I’ve written often on this blog about my love of letters and the abiding magic of good things in the post. For someone who delights in receiving mail, I don’t write to others nearly often enough, so have gradually been gathering together lovely supplies to make it easier to scribble a pretty card or note in the moment I think of it, before life rushes on and the distracted hunt for a stamp or an envelope causes me to abandon my good intentions.
Harry too is becoming a man of letters, and has discovered the presence of the Royal Mail and the astonishing fact that letters, when posted into a box on our street, can be transported to far flung corners of the world in a matter of days (actually, in truth the time element has yet to be understood; Harry’s default expectation is that anything we post will reach it’s destination – wherever that may be – by teatime).
I’ve made Harry a Box of Letters which contains all sorts of lovely things for making and sending letters and cards to grandparents, family and friends – and even to us. It’s helping him with his writing and means we can distribute the growing pile of artwork somewhat more widely.. and also has the bonus of generating letters in reply, which he adores.
Here are some of the things in the modern man’s stationery bureau;
1. Enticing coloured crayons, pencils or pens. We love Giotto pencils which have an almost oil-pastel like vibrancy and creaminess and go on thickly and easily. They’re also triangular which helps with learning pencil grip, if you’re 4-5yrs old and facing such grown-up challenges.
2. Fun, bright stationery which doesn’t require much writing to fill it all up. I’ve given Harry a fistful of my Happy Notes which only need about a sentence-worth of concentration and heavy-breathing before they are full. I’ve also packed in a few of our home-made holiday postcards and some of Harry’s monogram stationery – again, just the right size for the attention-span of a small child.

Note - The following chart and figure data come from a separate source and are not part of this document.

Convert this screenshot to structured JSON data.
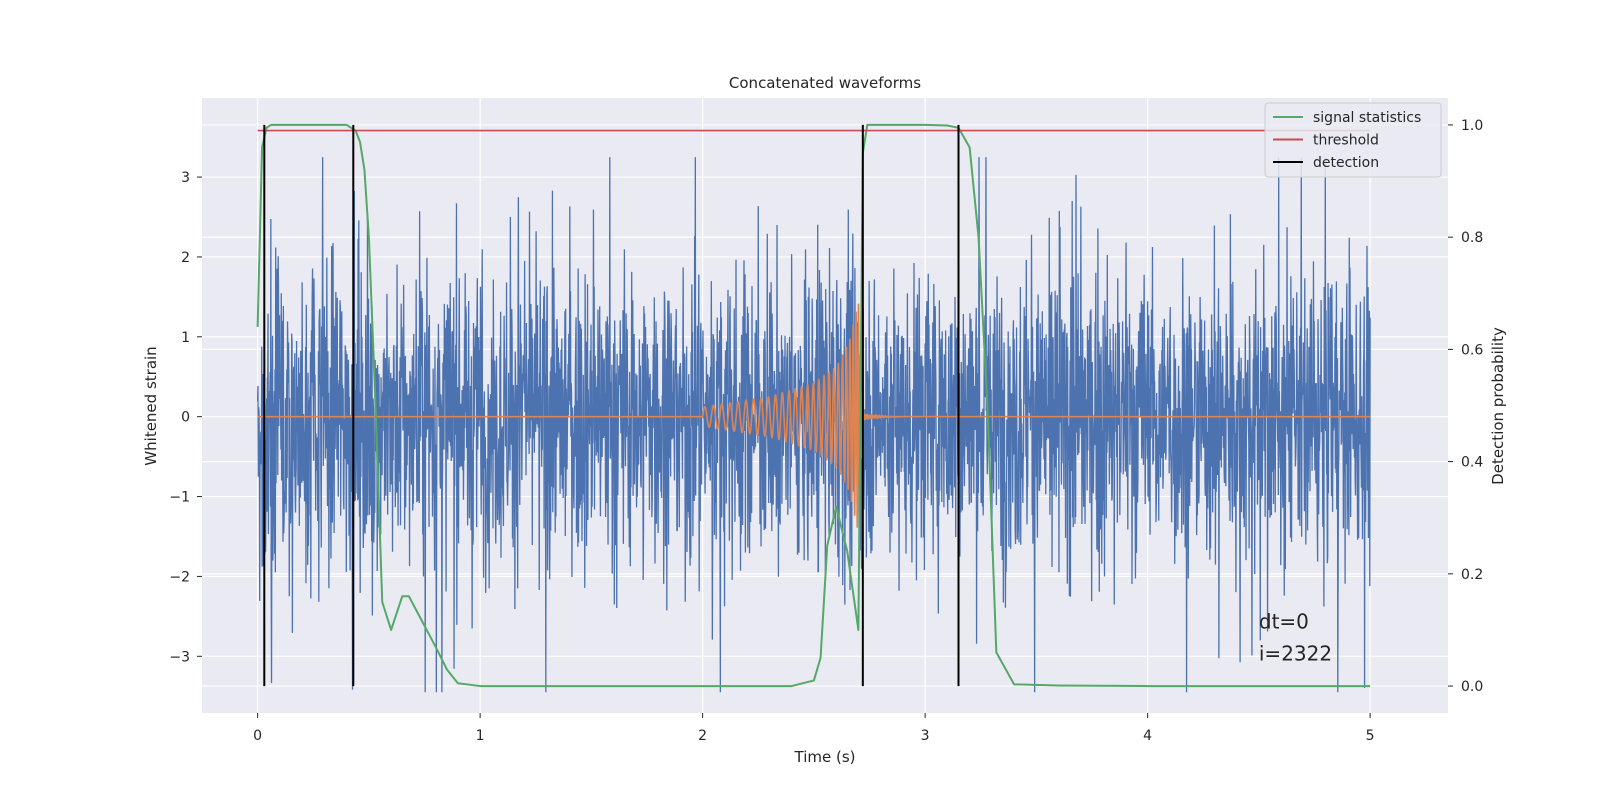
{
  "chart_data": {
    "type": "line",
    "title": "Concatenated waveforms",
    "xlabel": "Time (s)",
    "ylabel": "Whitened strain",
    "y2label": "Detection probability",
    "xlim": [
      -0.25,
      5.35
    ],
    "ylim": [
      -3.71,
      3.99
    ],
    "y2lim": [
      -0.048,
      1.048
    ],
    "x_ticks": [
      0,
      1,
      2,
      3,
      4,
      5
    ],
    "x_tick_labels": [
      "0",
      "1",
      "2",
      "3",
      "4",
      "5"
    ],
    "y_ticks": [
      -3,
      -2,
      -1,
      0,
      1,
      2,
      3
    ],
    "y_tick_labels": [
      "−3",
      "−2",
      "−1",
      "0",
      "1",
      "2",
      "3"
    ],
    "y2_ticks": [
      0.0,
      0.2,
      0.4,
      0.6,
      0.8,
      1.0
    ],
    "y2_tick_labels": [
      "0.0",
      "0.2",
      "0.4",
      "0.6",
      "0.8",
      "1.0"
    ],
    "grid": true,
    "legend_position": "top-right",
    "colors": {
      "noise": "#4c72b0",
      "waveform": "#dd8452",
      "signal_statistics": "#55a868",
      "threshold": "#c44e52",
      "detection": "#000000",
      "background": "#eaeaf2",
      "grid": "#ffffff"
    },
    "series": [
      {
        "name": "",
        "role": "whitened noise strain",
        "axis": "left",
        "x_range": [
          0,
          5
        ],
        "amplitude_envelope": 2.0
      },
      {
        "name": "",
        "role": "injected chirp waveform",
        "axis": "left",
        "x": [
          2.0,
          2.3,
          2.5,
          2.6,
          2.66,
          2.7,
          2.72
        ],
        "amplitude": [
          0.12,
          0.25,
          0.42,
          0.62,
          0.95,
          1.45,
          0.05
        ]
      },
      {
        "name": "signal statistics",
        "axis": "right",
        "x": [
          0.0,
          0.02,
          0.04,
          0.06,
          0.1,
          0.2,
          0.4,
          0.44,
          0.46,
          0.48,
          0.5,
          0.53,
          0.56,
          0.6,
          0.65,
          0.68,
          0.72,
          0.8,
          0.85,
          0.9,
          1.0,
          1.5,
          2.0,
          2.4,
          2.5,
          2.53,
          2.56,
          2.6,
          2.65,
          2.7,
          2.72,
          2.74,
          2.78,
          2.85,
          3.0,
          3.1,
          3.15,
          3.2,
          3.24,
          3.28,
          3.32,
          3.4,
          3.6,
          4.0,
          4.5,
          5.0
        ],
        "y": [
          0.64,
          0.96,
          0.995,
          1.0,
          1.0,
          1.0,
          1.0,
          0.99,
          0.97,
          0.92,
          0.8,
          0.5,
          0.15,
          0.1,
          0.16,
          0.16,
          0.13,
          0.07,
          0.03,
          0.005,
          0.0,
          0.0,
          0.0,
          0.0,
          0.01,
          0.05,
          0.25,
          0.32,
          0.24,
          0.1,
          0.95,
          1.0,
          1.0,
          1.0,
          1.0,
          0.999,
          0.995,
          0.96,
          0.8,
          0.5,
          0.06,
          0.003,
          0.001,
          0.0,
          0.0,
          0.0
        ]
      },
      {
        "name": "threshold",
        "axis": "right",
        "x": [
          0.0,
          5.0
        ],
        "y": [
          0.99,
          0.99
        ]
      },
      {
        "name": "detection",
        "axis": "right",
        "x_positions": [
          0.03,
          0.43,
          2.72,
          3.15
        ],
        "y_range": [
          0.0,
          1.0
        ]
      }
    ],
    "annotations": [
      {
        "text": "dt=0",
        "x": 4.5,
        "y": -2.65
      },
      {
        "text": "i=2322",
        "x": 4.5,
        "y": -3.05
      }
    ]
  }
}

3. Decorative paper tape and stickers to adorn envelopes and add a dash of flair. I also use the tape to hold the paper or cards in place whilst Harry writes and draws; with the flamboyance and heavy-handed pressure involved, it’s easy for them to skid and slip around unless I tack them lightly in place.
4. And my favourite… personalised stamps and fun stamps. I made some stamps for Harry using the Royal Mail Smilers service, and there are similar websites for the US and Canada which will allow you to upload photos and turn them into personalised stamps (lovely for a wedding or event as well as fun for kids). They’re fun to use and raise a smile when they arrive on the mat at their destination.
I made the storage box out of an old shoe box, and designed the picture below for the top (you can download a PDF printable below if you want to make your own). I found some cow-print paper in Harry’s art cupboard which I used to line the box and lid – and now we have our correspondence kit to hand for whenever inspiration strikes! I think one of these would make a lovely gift too for anyone young or old with a passion for stationery and lovely things; something to think about perhaps as Christmas stealthily approaches.
I’d love to know any other ideas for bits and bobs to include in Harry’s box or ways you’ve encouraged letter-writing and managed to avoid it becoming a tortuous semi-annual task after birthdays and Christmas; all tips welcome!
Have a wonderful weekend wherever you are and whatever you’re doing; we have a back-to-school party and a small family reunion to look forward to – and baking too; September sees the return of our Saturday Cake-in-the-House tradition; a glass of wine and a new recipe book await me this evening.